Long-term use of antecubital veins for plasma exchange. The Canadian Cooperative Multiple Sclerosis Study Group
Noseworthy JH, Shumak KH, Vandervoort MK
True or sham plasma exchange was done weekly for 20 weeks in patients in two of the randomization groups in a prospective, blind clinical trial of experimental treatments for multiple sclerosis. Because patients could be randomized to receive sham plasma exchange and placebo medications, it was decided when the trial was designed that the use of fistulae, arteriovenous shunts, venous cutdowns, or other aggressive forms of venous access would not be permitted for any patient. Accordingly, patients judged to have inadequate superficial antecubital veins were ineligible for the trial.

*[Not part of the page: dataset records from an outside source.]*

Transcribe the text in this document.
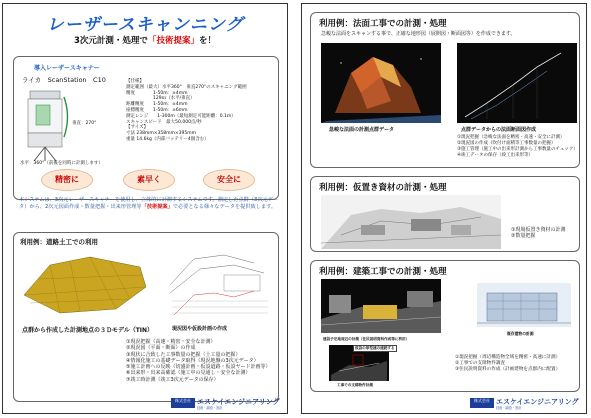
レーザースキャンニング
3次元計測・処理で「技術提案」を！
導入レーザースキャナー
ライカ　 ScanStation　C10
垂直：270°
水平：360°（前後を同時に計測します）
【仕様】
測定範囲（最大）水平360°　垂直270°のスキャニング範囲
精度　　　　1-50m：±4mm
　　　　　　129ｍ（水平/垂直）
距離精度　　1-50m：±4mm
座標精度　　1-50m：±6mm
測定レンジ　　1-300m（最短測定可能距離：0.1m）
スキャンスピード　最大50,000点/秒
【サイズ】
寸法 238mm×358mm×395mm
重量 14.6kg（内部バッテリー4個含む）
精密に	素早く	安全に
本システムは、3次元レーザースキャナーを使用し、立体的に計測するシステムです。測定した点群（3次元データ）から、2次元図面作成・数量把握・出来形管理等「技術提案」で必要となる様々なデータを提供致します。
利用例：道路土工での利用
点群から作成した計測地点の３Ｄモデル（TIN）	現況図や仮設計画の作成
①現況把握（高速・精密・安全な計測）
②現況図（平面・断面）の作成
③現状に合致した工事数量の把握（土工量の把握）
④情報化施工の基礎データ取得（現況地盤の3次元データ）
⑤施工計画への反映（切盛計画・仮設道路・仮設ヤード計画等）
⑥出来形・出来高確認（施工中の見通し・安全な計測）
⑦竣工時計測（竣工3次元データの保存）
株式会社 エスケイエンジニアリング
技術・調査・設計
利用例：法面工事での計測・処理
急峻な法面をスキャンする事で、正確な地形図（展開図・断面図等）を作成できます。
急峻な法面の計測点群データ	点群データからの法面断面図作成
①現況把握（急峻な法面を精密・高速・安全に計測）
②現況図の作成（吹付け面積等工事数量の把握）
③施工管理（施工中の出来形計測から工事数量のチェック）
④竣工データの保存（竣工出来形等）
利用例：仮置き資材の計測・処理
①現場仮置き資材の計測
②数量把握
利用例：建築工事での計測・処理
建設予定地周辺の計測（住民説明資料作成等に利用）
既存建物の計測
仮設の厚型建の連続する
工事での支障物件計測
①現況把握（周辺構造物全域を精密・高速に計測）
②工事での支障物件調査
③住民説明資料の作成（計画建物を点群内に配置）
株式会社 エスケイエンジニアリング
技術・調査・設計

To date, only 13 (4.4%) of 294 patients considered for entry into the trial have been rejected on these grounds. In only 4 of the 93 patients undergoing exchange was it necessary to discontinue plasma exchange because of inadequate venous access. In 79.3 percent of the 1207 exchanges done in these patients, there were no problems of any kind with venous access. In 5.4 percent of these 1207 exchanges, it was necessary to terminate the procedure prematurely because of difficulties with patients' veins. Thus, the great majority of patients free of serious systemic illness (other than chronic progressive multiple sclerosis) can undergo weekly plasma exchange for up to 20 weeks using superficial antecubital veins without the need to resort to more invasive methods of venous access.